We have noted above that the definition of functional dependency does not require that A and B be single attributes. In fact, A and B may be collections of attributes. For example

(sno, cno) -> (mar, date)

When dealing with a collection of attributes, the concept of full functional dependence is an important one. Let A and B be distinct Collections of attributes from a relation R end let R.A -> R.B. B is then fully functionally dependent on A if B is not functionally dependent on any subset of A. The above example of students and subjects would show full functional dependence if mark and date are not functionally dependent on either student number (sno) or subject number (Cno) alone. The implies that we are assuming that a student may have more than one subjects and a subject would be taken by many different Students. Furthermore, it has been assumed that there is atmost one enrolment of each student in the same Subject.

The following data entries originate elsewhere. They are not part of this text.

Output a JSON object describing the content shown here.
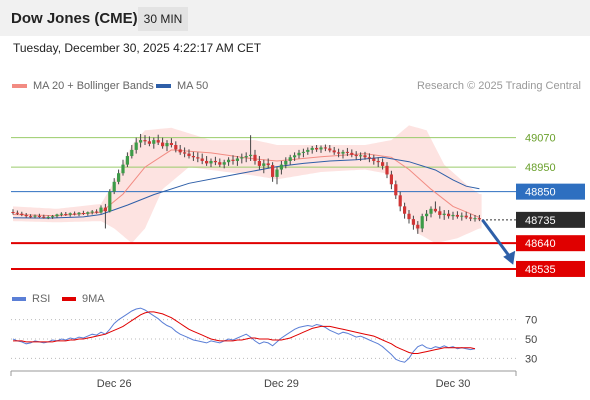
{
  "header": {
    "title": "Dow Jones (CME)",
    "timeframe": "30 MIN"
  },
  "timestamp": "Tuesday, December 30, 2025 4:22:17 AM CET",
  "legend": {
    "ma20_label": "MA 20 + Bollinger Bands",
    "ma50_label": "MA 50",
    "ma20_color": "#f28b82",
    "ma50_color": "#2e5fa8"
  },
  "credit": "Research © 2025 Trading Central",
  "rsi_legend": {
    "rsi_label": "RSI",
    "ma_label": "9MA",
    "rsi_color": "#5b7fd6",
    "ma_color": "#e00000"
  },
  "levels": [
    {
      "value": 49070,
      "label": "49070",
      "style": "green-line"
    },
    {
      "value": 48950,
      "label": "48950",
      "style": "green-line"
    },
    {
      "value": 48850,
      "label": "48850",
      "style": "blue-box"
    },
    {
      "value": 48735,
      "label": "48735",
      "style": "dark-box"
    },
    {
      "value": 48640,
      "label": "48640",
      "style": "red-box"
    },
    {
      "value": 48535,
      "label": "48535",
      "style": "red-box"
    }
  ],
  "chart_data": [
    {
      "type": "candlestick",
      "ylim": [
        48490,
        49150
      ],
      "x_labels": [
        "Dec 26",
        "Dec 29",
        "Dec 30"
      ],
      "ohlc": [
        [
          48767,
          48778,
          48757,
          48766
        ],
        [
          48764,
          48773,
          48755,
          48760
        ],
        [
          48760,
          48768,
          48750,
          48755
        ],
        [
          48755,
          48763,
          48744,
          48750
        ],
        [
          48750,
          48758,
          48742,
          48748
        ],
        [
          48749,
          48757,
          48741,
          48752
        ],
        [
          48751,
          48760,
          48743,
          48749
        ],
        [
          48748,
          48756,
          48740,
          48745
        ],
        [
          48745,
          48753,
          48738,
          48747
        ],
        [
          48746,
          48755,
          48739,
          48750
        ],
        [
          48750,
          48760,
          48743,
          48757
        ],
        [
          48757,
          48766,
          48749,
          48760
        ],
        [
          48759,
          48767,
          48751,
          48755
        ],
        [
          48756,
          48765,
          48748,
          48762
        ],
        [
          48761,
          48769,
          48753,
          48758
        ],
        [
          48758,
          48767,
          48750,
          48764
        ],
        [
          48763,
          48772,
          48755,
          48760
        ],
        [
          48760,
          48769,
          48752,
          48766
        ],
        [
          48766,
          48775,
          48757,
          48769
        ],
        [
          48769,
          48778,
          48760,
          48765
        ],
        [
          48765,
          48794,
          48760,
          48785
        ],
        [
          48785,
          48800,
          48700,
          48770
        ],
        [
          48770,
          48860,
          48765,
          48850
        ],
        [
          48850,
          48905,
          48840,
          48890
        ],
        [
          48890,
          48940,
          48880,
          48925
        ],
        [
          48925,
          48980,
          48915,
          48960
        ],
        [
          48960,
          49010,
          48950,
          48995
        ],
        [
          48995,
          49040,
          48985,
          49020
        ],
        [
          49020,
          49070,
          49005,
          49050
        ],
        [
          49050,
          49085,
          49030,
          49060
        ],
        [
          49060,
          49080,
          49040,
          49055
        ],
        [
          49055,
          49075,
          49035,
          49045
        ],
        [
          49045,
          49070,
          49025,
          49060
        ],
        [
          49060,
          49082,
          49040,
          49050
        ],
        [
          49050,
          49070,
          49025,
          49035
        ],
        [
          49035,
          49060,
          49015,
          49048
        ],
        [
          49048,
          49068,
          49030,
          49040
        ],
        [
          49040,
          49055,
          49010,
          49022
        ],
        [
          49022,
          49040,
          49000,
          49010
        ],
        [
          49010,
          49030,
          48990,
          49005
        ],
        [
          49005,
          49022,
          48985,
          48995
        ],
        [
          48995,
          49012,
          48975,
          48990
        ],
        [
          48990,
          49010,
          48970,
          48985
        ],
        [
          48985,
          49005,
          48962,
          48975
        ],
        [
          48975,
          48995,
          48955,
          48965
        ],
        [
          48965,
          48985,
          48950,
          48975
        ],
        [
          48975,
          48992,
          48958,
          48970
        ],
        [
          48970,
          48985,
          48950,
          48960
        ],
        [
          48960,
          48980,
          48945,
          48970
        ],
        [
          48970,
          48990,
          48955,
          48980
        ],
        [
          48980,
          48998,
          48960,
          48975
        ],
        [
          48975,
          48995,
          48955,
          48985
        ],
        [
          48985,
          49005,
          48965,
          48990
        ],
        [
          48990,
          49010,
          48970,
          48995
        ],
        [
          48995,
          49080,
          48975,
          49000
        ],
        [
          49000,
          49020,
          48960,
          48975
        ],
        [
          48975,
          48995,
          48940,
          48955
        ],
        [
          48955,
          48980,
          48925,
          48965
        ],
        [
          48965,
          48985,
          48945,
          48958
        ],
        [
          48958,
          48970,
          48890,
          48910
        ],
        [
          48910,
          48950,
          48880,
          48940
        ],
        [
          48940,
          48975,
          48920,
          48960
        ],
        [
          48960,
          48990,
          48945,
          48975
        ],
        [
          48975,
          49000,
          48960,
          48990
        ],
        [
          48990,
          49010,
          48975,
          48998
        ],
        [
          48998,
          49020,
          48985,
          49008
        ],
        [
          49008,
          49025,
          48990,
          49012
        ],
        [
          49012,
          49030,
          49000,
          49020
        ],
        [
          49020,
          49036,
          49005,
          49028
        ],
        [
          49028,
          49040,
          49012,
          49022
        ],
        [
          49022,
          49038,
          49008,
          49030
        ],
        [
          49030,
          49042,
          49015,
          49026
        ],
        [
          49026,
          49040,
          49010,
          49018
        ],
        [
          49018,
          49032,
          49000,
          49010
        ],
        [
          49010,
          49025,
          48990,
          49005
        ],
        [
          49005,
          49020,
          48985,
          49012
        ],
        [
          49012,
          49028,
          48995,
          49008
        ],
        [
          49008,
          49022,
          48990,
          49000
        ],
        [
          49000,
          49015,
          48980,
          48995
        ],
        [
          48995,
          49010,
          48975,
          48998
        ],
        [
          48998,
          49012,
          48980,
          48990
        ],
        [
          48990,
          49006,
          48970,
          48985
        ],
        [
          48985,
          49000,
          48960,
          48975
        ],
        [
          48975,
          48990,
          48950,
          48970
        ],
        [
          48970,
          48985,
          48940,
          48955
        ],
        [
          48955,
          48970,
          48905,
          48920
        ],
        [
          48920,
          48935,
          48860,
          48880
        ],
        [
          48880,
          48895,
          48820,
          48835
        ],
        [
          48835,
          48850,
          48770,
          48790
        ],
        [
          48790,
          48805,
          48740,
          48760
        ],
        [
          48760,
          48775,
          48720,
          48738
        ],
        [
          48738,
          48752,
          48695,
          48715
        ],
        [
          48715,
          48730,
          48678,
          48700
        ],
        [
          48700,
          48760,
          48685,
          48750
        ],
        [
          48750,
          48775,
          48730,
          48760
        ],
        [
          48760,
          48790,
          48745,
          48780
        ],
        [
          48780,
          48810,
          48765,
          48770
        ],
        [
          48770,
          48790,
          48740,
          48755
        ],
        [
          48755,
          48775,
          48735,
          48760
        ],
        [
          48760,
          48775,
          48740,
          48750
        ],
        [
          48750,
          48768,
          48735,
          48755
        ],
        [
          48755,
          48770,
          48740,
          48748
        ],
        [
          48748,
          48765,
          48732,
          48752
        ],
        [
          48752,
          48768,
          48738,
          48745
        ],
        [
          48745,
          48760,
          48730,
          48740
        ],
        [
          48740,
          48755,
          48728,
          48742
        ],
        [
          48742,
          48755,
          48730,
          48737
        ]
      ],
      "ma20": [
        [
          0,
          48757
        ],
        [
          10,
          48752
        ],
        [
          20,
          48766
        ],
        [
          25,
          48840
        ],
        [
          30,
          48950
        ],
        [
          36,
          49020
        ],
        [
          45,
          49008
        ],
        [
          54,
          48985
        ],
        [
          60,
          48975
        ],
        [
          70,
          48992
        ],
        [
          80,
          49005
        ],
        [
          86,
          48990
        ],
        [
          90,
          48940
        ],
        [
          95,
          48860
        ],
        [
          100,
          48790
        ],
        [
          106,
          48745
        ]
      ],
      "boll_upper": [
        [
          0,
          48790
        ],
        [
          10,
          48780
        ],
        [
          20,
          48800
        ],
        [
          24,
          48920
        ],
        [
          27,
          49040
        ],
        [
          30,
          49100
        ],
        [
          36,
          49110
        ],
        [
          45,
          49060
        ],
        [
          55,
          49060
        ],
        [
          60,
          49040
        ],
        [
          70,
          49040
        ],
        [
          80,
          49040
        ],
        [
          86,
          49060
        ],
        [
          90,
          49120
        ],
        [
          94,
          49100
        ],
        [
          98,
          48960
        ],
        [
          103,
          48880
        ],
        [
          106,
          48840
        ]
      ],
      "boll_lower": [
        [
          0,
          48730
        ],
        [
          10,
          48725
        ],
        [
          20,
          48730
        ],
        [
          23,
          48700
        ],
        [
          27,
          48640
        ],
        [
          30,
          48700
        ],
        [
          34,
          48860
        ],
        [
          40,
          48950
        ],
        [
          55,
          48915
        ],
        [
          60,
          48900
        ],
        [
          70,
          48930
        ],
        [
          80,
          48940
        ],
        [
          86,
          48920
        ],
        [
          88,
          48830
        ],
        [
          92,
          48680
        ],
        [
          96,
          48640
        ],
        [
          101,
          48660
        ],
        [
          106,
          48700
        ]
      ],
      "ma50": [
        [
          0,
          48744
        ],
        [
          8,
          48742
        ],
        [
          16,
          48747
        ],
        [
          20,
          48757
        ],
        [
          26,
          48795
        ],
        [
          32,
          48838
        ],
        [
          40,
          48884
        ],
        [
          50,
          48918
        ],
        [
          60,
          48952
        ],
        [
          66,
          48965
        ],
        [
          72,
          48975
        ],
        [
          78,
          48980
        ],
        [
          84,
          48990
        ],
        [
          90,
          48972
        ],
        [
          96,
          48938
        ],
        [
          100,
          48898
        ],
        [
          103,
          48872
        ],
        [
          106,
          48862
        ]
      ],
      "forecast_arrow": [
        [
          106,
          48735
        ],
        [
          113,
          48552
        ]
      ]
    },
    {
      "type": "line",
      "name": "RSI",
      "ylim": [
        20,
        80
      ],
      "y_ticks": [
        70,
        50,
        30
      ],
      "series": [
        {
          "name": "RSI",
          "values": [
            50,
            48,
            47,
            45,
            46,
            48,
            47,
            46,
            47,
            49,
            48,
            50,
            49,
            51,
            50,
            52,
            51,
            53,
            55,
            54,
            57,
            55,
            60,
            66,
            70,
            73,
            76,
            79,
            81,
            82,
            80,
            77,
            74,
            71,
            67,
            64,
            62,
            58,
            55,
            53,
            51,
            49,
            48,
            47,
            46,
            48,
            47,
            46,
            48,
            50,
            49,
            51,
            53,
            55,
            52,
            48,
            45,
            47,
            46,
            43,
            47,
            51,
            54,
            57,
            60,
            62,
            63,
            64,
            63,
            65,
            64,
            62,
            59,
            57,
            55,
            57,
            56,
            54,
            52,
            53,
            51,
            49,
            47,
            45,
            42,
            38,
            34,
            29,
            27,
            26,
            30,
            37,
            42,
            44,
            41,
            40,
            42,
            41,
            43,
            41,
            42,
            40,
            41,
            40,
            39,
            40
          ]
        },
        {
          "name": "9MA",
          "values": [
            48,
            48,
            48,
            47,
            47,
            47,
            47,
            47,
            47,
            47,
            48,
            48,
            48,
            49,
            49,
            50,
            50,
            51,
            52,
            53,
            54,
            55,
            57,
            59,
            61,
            63,
            66,
            69,
            72,
            75,
            77,
            78,
            78,
            77,
            76,
            74,
            72,
            69,
            66,
            63,
            60,
            58,
            56,
            54,
            52,
            50,
            49,
            48,
            48,
            48,
            48,
            49,
            49,
            50,
            51,
            51,
            50,
            50,
            50,
            49,
            49,
            49,
            50,
            51,
            53,
            55,
            57,
            59,
            61,
            62,
            63,
            63,
            63,
            62,
            61,
            60,
            59,
            58,
            57,
            56,
            55,
            54,
            53,
            51,
            49,
            47,
            45,
            42,
            40,
            38,
            36,
            35,
            35,
            36,
            37,
            38,
            39,
            40,
            41,
            41,
            41,
            41,
            41,
            41,
            41,
            40
          ]
        }
      ]
    }
  ]
}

The above example illustrates full functional dependence. However the following dependence.

 

(sno, cno) -> instructor

 

is not full functional dependence because cno  -> instructor holds.

As noted earlier, the concept of functional dependency is related to the concept of candidate key of a relation since a candidate key of a relation is an identifier which uniquely identifies a tuple and therefore determines the values of all other attributes in the relation. Therefore any subset X of the attributes of a relation R that satisfies the property that all remaining attributes of the relation are functionally dependent on it (that is on X), then X is candidate key as long as no attribute can be removed from X and still satisfy the property of functional dependence. In the example above, the attributes (sno, cno) form a Candidate key (and the only one) since they functionally determine all the remaining attributes.

Functional dependence is an important concept and a large body of formal theory has been developed about it. We discuss the concept of closure that helps us derive all functional dependencies that are implied by a given set of dependencies. Once a complete set of functional dependencies has been obtained, we will study how these may be used to build normalised relations.